Court records indicate Desharnais denied during cross-examination one of the statements in his medical records.
“The plaintiff did not admit to making the statements contained in the records; accordingly, defence counsel was entitled to prove the statements,” the appeal court noted, adding that, as business records, the counselling records could have been admitted under the provincial Evidence Act.
Section 42 (2) of the Evidence Act states that “in proceedings in which direct oral evidence of a fact would be admissible, a statement of a fact in a document is admissible as evidence of the fact if … the document was made or kept in the usual and ordinary course of business,” and if “it was in the usual and ordinary course of the business to record in that document a statement of the fact at the time it occurred or within a reasonable time after that.”
But the Court of Appeal ruled there “was no clear evidence” that the conditions specified in the Evidence Act had been met.
“I have not been able to find anything in the record to suggest that formal proof was dispensed with,” the Court of Appeal wrote. “Rather, in this case the plaintiff objected to their admission.”
But the appeal court ruled this error was “not sufficient to warrant intervention” from the appeal court, which noted that even if the defence lawyers had not brought up Desharnais’ counselling records, the information in them would have been placed before the jury anyway because an expert witness for Desharnais had submitted their contents in a report.
Desharnais had also argued, upon appeal, that defence lawyers asked inflammatory questions about his lifestyle.
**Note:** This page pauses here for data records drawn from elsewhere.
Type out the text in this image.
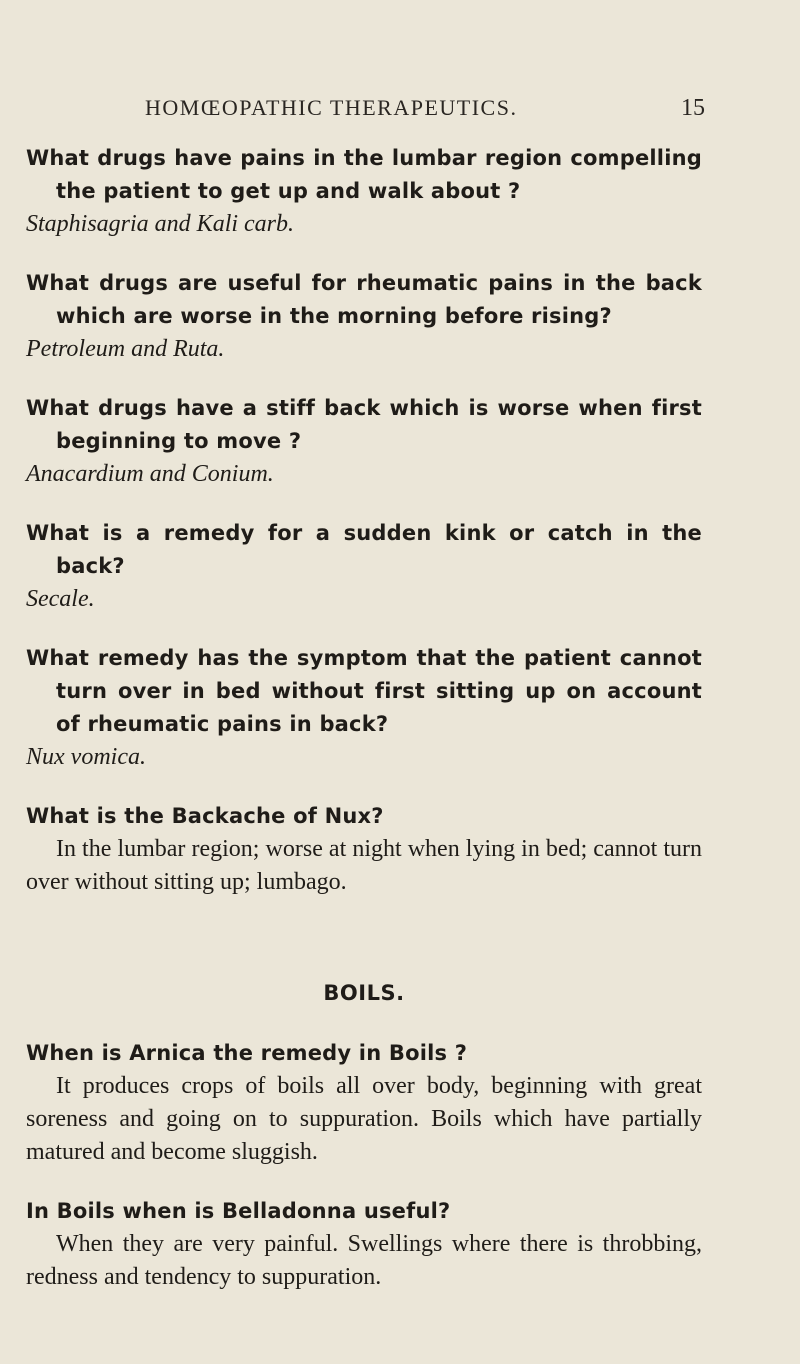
HOMŒOPATHIC THERAPEUTICS.	15
What drugs have pains in the lumbar region compelling the patient to get up and walk about ?
Staphisagria and Kali carb.
What drugs are useful for rheumatic pains in the back which are worse in the morning before rising?
Petroleum and Ruta.
What drugs have a stiff back which is worse when first beginning to move ?
Anacardium and Conium.
What is a remedy for a sudden kink or catch in the back?
Secale.
What remedy has the symptom that the patient cannot turn over in bed without first sitting up on account of rheumatic pains in back?
Nux vomica.
What is the Backache of Nux?
In the lumbar region; worse at night when lying in bed; cannot turn over without sitting up; lumbago.
BOILS.
When is Arnica the remedy in Boils ?
It produces crops of boils all over body, beginning with great soreness and going on to suppuration. Boils which have partially matured and become sluggish.
In Boils when is Belladonna useful?
When they are very painful. Swellings where there is throbbing, redness and tendency to suppuration.
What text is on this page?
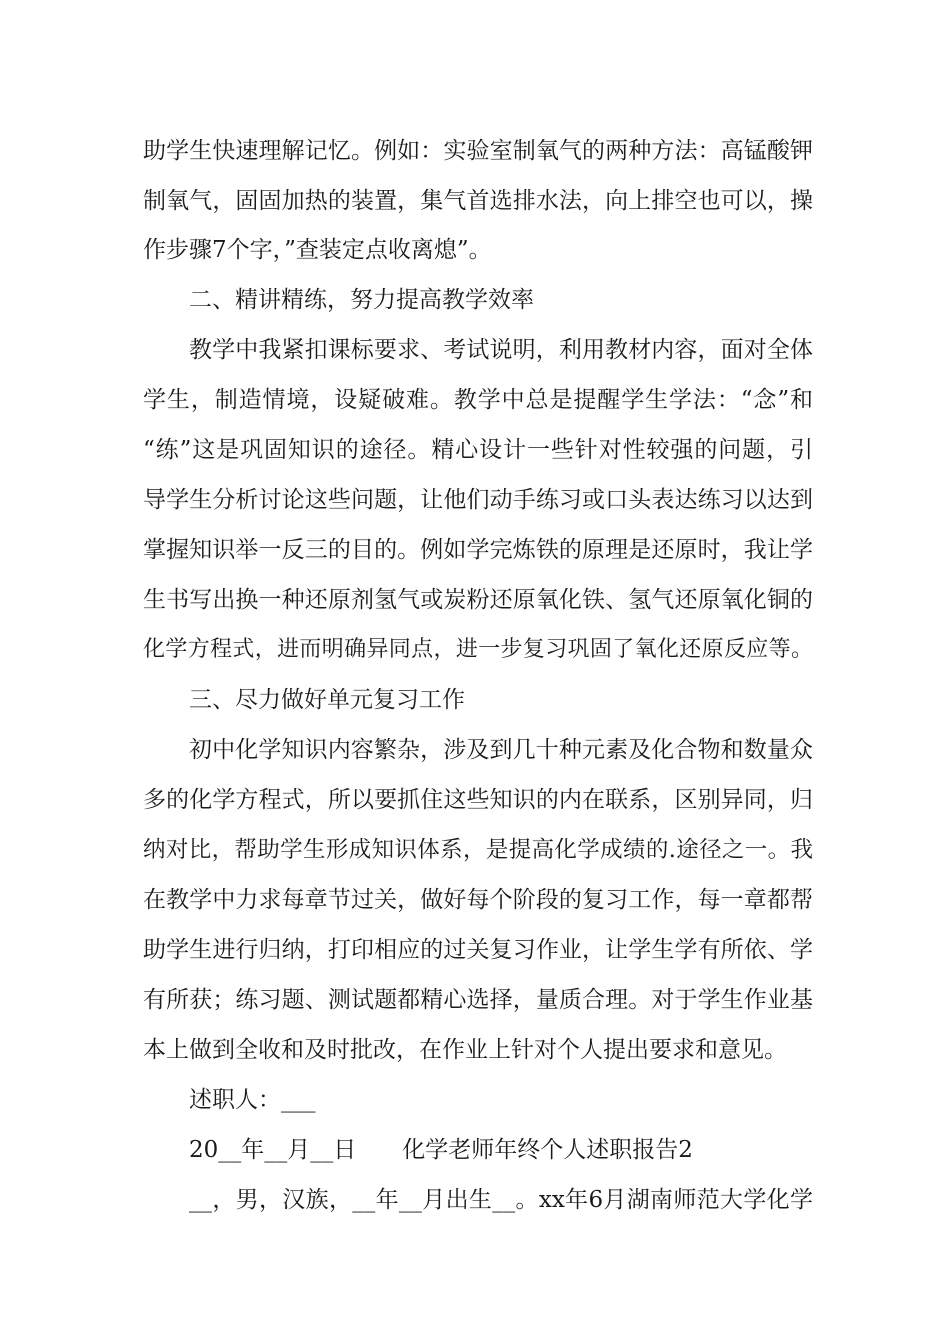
助学生快速理解记忆。例如：实验室制氧气的两种方法：高锰酸钾
制氧气，固固加热的装置，集气首选排水法，向上排空也可以，操
作步骤7个字，”查装定点收离熄”。
二、精讲精练，努力提高教学效率
教学中我紧扣课标要求、考试说明，利用教材内容，面对全体
学生，制造情境，设疑破难。教学中总是提醒学生学法：“念”和
“练”这是巩固知识的途径。精心设计一些针对性较强的问题，引
导学生分析讨论这些问题，让他们动手练习或口头表达练习以达到
掌握知识举一反三的目的。例如学完炼铁的原理是还原时，我让学
生书写出换一种还原剂氢气或炭粉还原氧化铁、氢气还原氧化铜的
化学方程式，进而明确异同点，进一步复习巩固了氧化还原反应等。
三、尽力做好单元复习工作
初中化学知识内容繁杂，涉及到几十种元素及化合物和数量众
多的化学方程式，所以要抓住这些知识的内在联系，区别异同，归
纳对比，帮助学生形成知识体系，是提高化学成绩的.途径之一。我
在教学中力求每章节过关，做好每个阶段的复习工作，每一章都帮
助学生进行归纳，打印相应的过关复习作业，让学生学有所依、学
有所获；练习题、测试题都精心选择，量质合理。对于学生作业基
本上做到全收和及时批改，在作业上针对个人提出要求和意见。
述职人：___
20__年__月__日　　化学老师年终个人述职报告2
__，男，汉族，__年__月出生__。xx年6月湖南师范大学化学
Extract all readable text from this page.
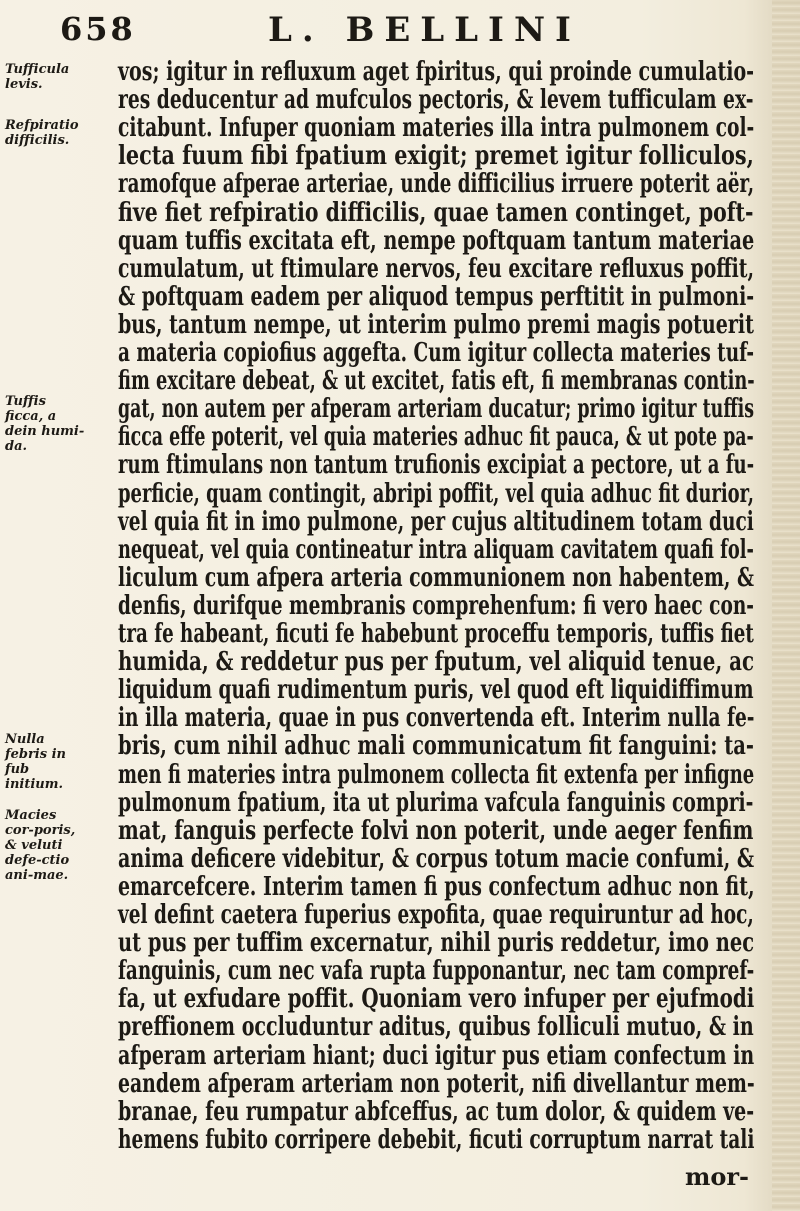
658	L. BELLINI
Tufficula levis.
Refpiratio difficilis.
Tuffis ficca, a dein humi-da.
Nulla febris in fub initium.
Macies cor-poris, & veluti defe-ctio ani-mae.
vos; igitur in refluxum aget fpiritus, qui proinde cumulatio-
res deducentur ad mufculos pectoris, & levem tufficulam ex-
citabunt. Infuper quoniam materies illa intra pulmonem col-
lecta fuum fibi fpatium exigit; premet igitur folliculos,
ramofque afperae arteriae, unde difficilius irruere poterit aër,
five fiet refpiratio difficilis, quae tamen continget, poft-
quam tuffis excitata eft, nempe poftquam tantum materiae
cumulatum, ut ftimulare nervos, feu excitare refluxus poffit,
& poftquam eadem per aliquod tempus perftitit in pulmoni-
bus, tantum nempe, ut interim pulmo premi magis potuerit
a materia copiofius aggefta. Cum igitur collecta materies tuf-
fim excitare debeat, & ut excitet, fatis eft, fi membranas contin-
gat, non autem per afperam arteriam ducatur; primo igitur tuffis
ficca effe poterit, vel quia materies adhuc fit pauca, & ut pote pa-
rum ftimulans non tantum trufionis excipiat a pectore, ut a fu-
perficie, quam contingit, abripi poffit, vel quia adhuc fit durior,
vel quia fit in imo pulmone, per cujus altitudinem totam duci
nequeat, vel quia contineatur intra aliquam cavitatem quafi fol-
liculum cum afpera arteria communionem non habentem, &
denfis, durifque membranis comprehenfum: fi vero haec con-
tra fe habeant, ficuti fe habebunt proceffu temporis, tuffis fiet
humida, & reddetur pus per fputum, vel aliquid tenue, ac
liquidum quafi rudimentum puris, vel quod eft liquidiffimum
in illa materia, quae in pus convertenda eft. Interim nulla fe-
bris, cum nihil adhuc mali communicatum fit fanguini: ta-
men fi materies intra pulmonem collecta fit extenfa per infigne
pulmonum fpatium, ita ut plurima vafcula fanguinis compri-
mat, fanguis perfecte folvi non poterit, unde aeger fenfim
anima deficere videbitur, & corpus totum macie confumi, &
emarcefcere. Interim tamen fi pus confectum adhuc non fit,
vel defint caetera fuperius expofita, quae requiruntur ad hoc,
ut pus per tuffim excernatur, nihil puris reddetur, imo nec
fanguinis, cum nec vafa rupta fupponantur, nec tam compref-
fa, ut exfudare poffit. Quoniam vero infuper per ejufmodi
preffionem occluduntur aditus, quibus folliculi mutuo, & in
afperam arteriam hiant; duci igitur pus etiam confectum in
eandem afperam arteriam non poterit, nifi divellantur mem-
branae, feu rumpatur abfceffus, ac tum dolor, & quidem ve-
hemens fubito corripere debebit, ficuti corruptum narrat tali
mor-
However, the appeal court ruled “the questions were also relevant to sources of ongoing stress for the plaintiff, and to whether the plaintiff was able to return to work before the accidents.”
Desharnais claimed there were several inconsistencies in the jury’s verdict. For example, he claimed that the jury’s finding “the first accident did not cause or contribute to the plaintiff’s physical condition at the date of the trial was inconsistent with the award for special damages up to the date of the trial.”
But the court of appeal ruled “the jury may have concluded that the plaintiff recovered sometime between the last treatment for which special c
osts was awarded and the date of the trial.”
Desharnais argued in his appeal that Judge Saunders was incorrect in asking the jury whether the accidents had caused or contributed to his current physical condition, but not to his current psychological condition.
“This submission is itself inconsistent with the position taken by plaintiff’s counsel at trial,” the court of appeal noted. “There, counsel said the plaintiff no longer suffered from depression at the time of trial, but that the jury should find he still suffered from the physical consequences of the accident. The jury disagreed with that submission, and it is not now open to the plaintiff to take a position he expressly did not take at trial.”